Bettina Nygaard Nielsen and the Paediatric Research Team managed to conduct the clinical trial in a timely way. “We managed to recruit 379 participating children in only 11 months, and we are very thankful for the support from all the parents who gave consent for their children to participate and the parents also appreciated in follow-up calls from the clinic the day after surgery,” she says.
No genuine interest in funding paediatric trials
“In my opinion the market for paediatric labelled drugs has too little attention. There is no genuine interest in funding paediatric clinical trials. This is a big shame,” says Bettina Nygaard Nielsen. “We will continue to focus on paediatric clinical studies to improve the treatment of children. For example we want to determine better administration systems of for instance sedating and pain-relieving drugs, like replacing injections with a nasal spray for treatment of acute pain in children” Bettina Nygaard Nielsen ends.
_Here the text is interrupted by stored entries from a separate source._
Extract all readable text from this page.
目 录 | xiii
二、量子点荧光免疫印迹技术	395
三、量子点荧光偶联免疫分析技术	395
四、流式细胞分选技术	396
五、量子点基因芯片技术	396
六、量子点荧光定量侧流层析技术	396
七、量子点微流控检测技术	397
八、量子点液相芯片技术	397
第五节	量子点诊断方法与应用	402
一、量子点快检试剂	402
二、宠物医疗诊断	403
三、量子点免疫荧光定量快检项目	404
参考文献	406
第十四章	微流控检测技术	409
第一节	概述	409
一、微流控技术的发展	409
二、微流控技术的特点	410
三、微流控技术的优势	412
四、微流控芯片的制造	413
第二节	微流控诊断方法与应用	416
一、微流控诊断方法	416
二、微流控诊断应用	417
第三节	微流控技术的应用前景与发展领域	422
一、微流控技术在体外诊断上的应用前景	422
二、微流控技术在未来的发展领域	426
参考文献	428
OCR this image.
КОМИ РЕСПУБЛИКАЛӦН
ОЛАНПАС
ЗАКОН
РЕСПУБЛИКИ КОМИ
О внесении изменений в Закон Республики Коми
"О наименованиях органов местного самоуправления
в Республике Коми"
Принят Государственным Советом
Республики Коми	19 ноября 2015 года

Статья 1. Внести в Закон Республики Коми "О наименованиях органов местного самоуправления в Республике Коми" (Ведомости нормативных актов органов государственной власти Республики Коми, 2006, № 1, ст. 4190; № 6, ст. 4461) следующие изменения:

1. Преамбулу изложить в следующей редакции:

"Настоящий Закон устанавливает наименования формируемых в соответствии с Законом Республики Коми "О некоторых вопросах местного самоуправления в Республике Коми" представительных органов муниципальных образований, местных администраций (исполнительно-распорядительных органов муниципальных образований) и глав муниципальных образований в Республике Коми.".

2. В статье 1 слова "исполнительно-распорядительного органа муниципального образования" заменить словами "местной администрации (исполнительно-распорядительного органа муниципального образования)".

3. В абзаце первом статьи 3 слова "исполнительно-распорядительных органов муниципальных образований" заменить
In 2008, the European Medicines Agency (EMA) made a regulatory requirement for new not yet approved drugs. An application for marketing approval shall contain either results of all studies performed in compliance with a paediatric investigation plan (PIP) or a waiver or deferral granted by EMA. In 2009, EMA issued a requirement regarding approved patent protected drugs. Any application for new indications, a new pharmaceutical forms or new routs of administration shall include results of all studies performed in compliance with PIP approved by EMA and a waiver or deferral granted by EMA. From 2007 approved out-of-patent drugs may receive a paediatric-use marketing authorisation (PUMA) provided the necessary data in accordance with a PIP. Such an authorization paves the way for an extended data and marketing protection.